Aclara jumps on US heavy REE plant plan
Aclara Resources (TSX: ARA) plans to invest $277 million to build a heavy rare earth separation facility in Louisiana, marking what it calls a milestone for US critical minerals independence.
The plant is to process feed from Aclara’s ionic-clay projects in Brazil and Chile and is scheduled for completion in 2027, subject to financing and permitting, the company said on Friday. Louisiana is supporting the project with $46.4 million in tax incentives and grants. Currently, nearly all heavy rare earths are refined in China.
The facility is slated for a 33-hectare (82-acre) site at the Port of Vinton near Lake Charles, offering access to the Gulf Intracoastal Waterway and nearby chlor-alkali facilities used in Aclara’s refining process. The site’s infrastructure, chemical industry base and access to logistics were key factors in its selection, the company said in a release.

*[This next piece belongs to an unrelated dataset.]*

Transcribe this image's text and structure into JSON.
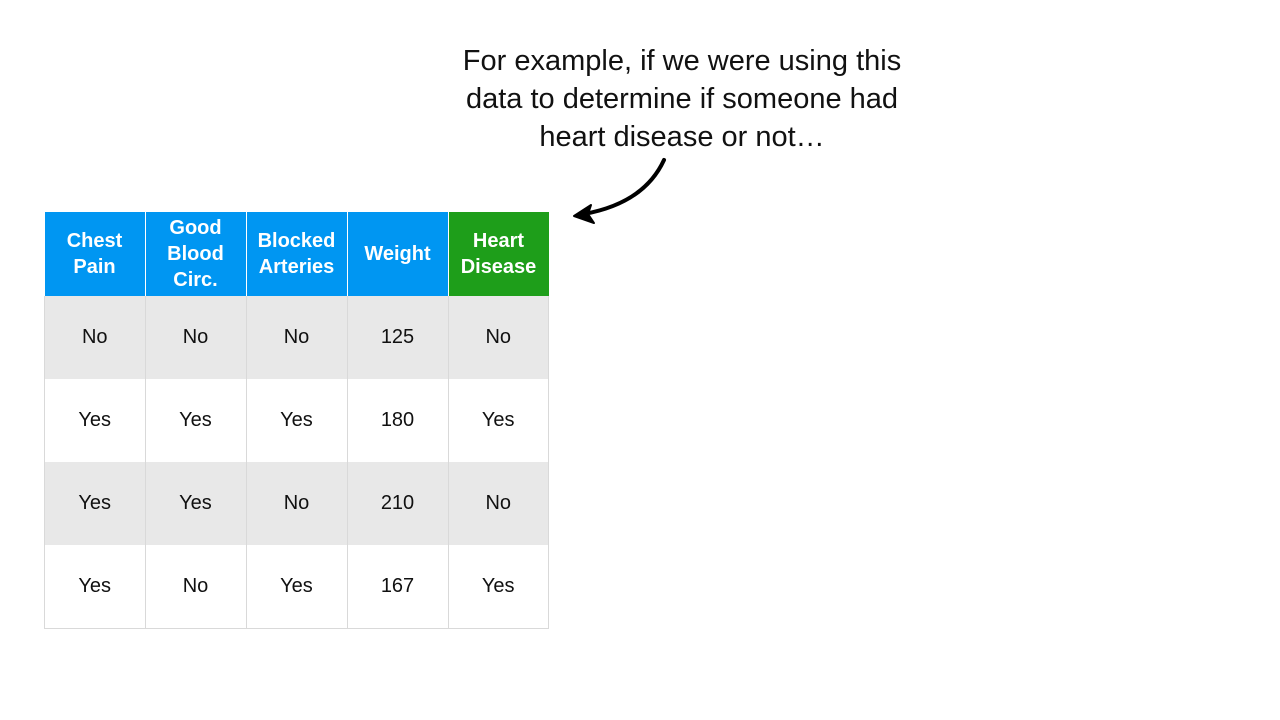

“Our project is unique in the Western world,” Aclara CEO Ramon Barua said. “With direct access to our ionic clay deposits, this will be the only fully integrated heavy rare earth separation operation currently capable of producing material volumes of heavy rare earths at scale.”
Aclara shares rose 14% on Friday morning in Toronto to C$3.15 apiece, valuing the company at C$686 million ($489 million).
Virgina Tech
Aclara, which is 57% owned by Hochschild Mining (LSE: HOC), says it plans to supply more than three-quarters of US dysprosium (Dy) and terbium (Tb) demand by 2028. That amounts annually to 200 tonnes dysprosium, 30 tonnes terbium and 1,400 tonnes neodymium praseodymium (NdPr) of separated high-purity oxides.
The goal represents about 14% of China’s official DyTb production, positioning the Louisiana plant as the anchor of a Western supply chain for magnets and electric motors used in electric vehicles, wind turbines, drones and defence systems.
The company plans to use technology co-developed with major public research university Virginia Tech, whose pilot plant is expected to be operational in early 2026. Engineering partner Hatch is coordinating the design with Aclara’s Carina project in the central Brazilian state of Goiás, where a pre-feasibility study is expected in November and a full feasibility study in the second quarter of 2026.
Ucore plant
Aclara joins Ucore Rare Metals (TSXV: UCU) in Louisiana, where the rare earths technology company is building its own processing plant in Alexandria. Ucore also operates a rare earths demonstration facility in Kingston, Ontario.
Carina hosts 236.3 million indicated tonnes grading 293 parts per million (ppm) NdPr, 43 ppm Dy and 6.8 ppm Tb for 371,492 tonnes of total rare earth oxides (TREO), the company reported this month. It also has 48 million inferred tonnes grading 236 ppm NdPr, 41 ppm dysprosium and 6.4 ppm terbium for 61,675 tonnes TREO.
The project could generate as much as 191 tonnes of Dy and Tb annually, according to a January 2024 preliminary economic assessment. The study estimated a mine life of 22 years and a net present value of $1.5 billion, using an 8% discount rate, with an internal rate of return of 27%. In September, Aclara received $5 million in US government support for development work at Carina under a bilateral critical minerals cooperation framework.
Penco project
In Chile, Aclara is advancing the smaller Penco project on a similar timeline. It hosts 27.5 million measured and indicated tonnes grading 2,292 ppm TREO for 62,900 tonnes of contained TREO. Penco received environmental approval last year after revisions to improve its social and water management standards.
The Louisiana plant is being designed for scalability, allowing it to process material from other ionic-clay deposits or compatible feedstocks. Aclara intends to expand production as its South American resource base grows. Earlier this year, the company commissioned a semi-industrial pilot plant in Brazil to test metallurgical recovery and refine its proprietary separation process.
The move into Louisiana builds on a wave of North American investment in rare earths separation, processing and magnet manufacturing, including stakes by Apple and the federal government in MP Materials (NYSE: MP). The US Department of Defense has supported several magnet and processing projects under its Title III program to reduce reliance on Chinese supply chains.
Founded in 2021 following its spinout from Hochschild Mining, Aclara focuses on extracting rare earths from ionic clays using a patented water-based process that avoids traditional acid leaching. It says the method reduces waste and eliminates radioactive by-products, addressing one of the key environmental hurdles facing the sector.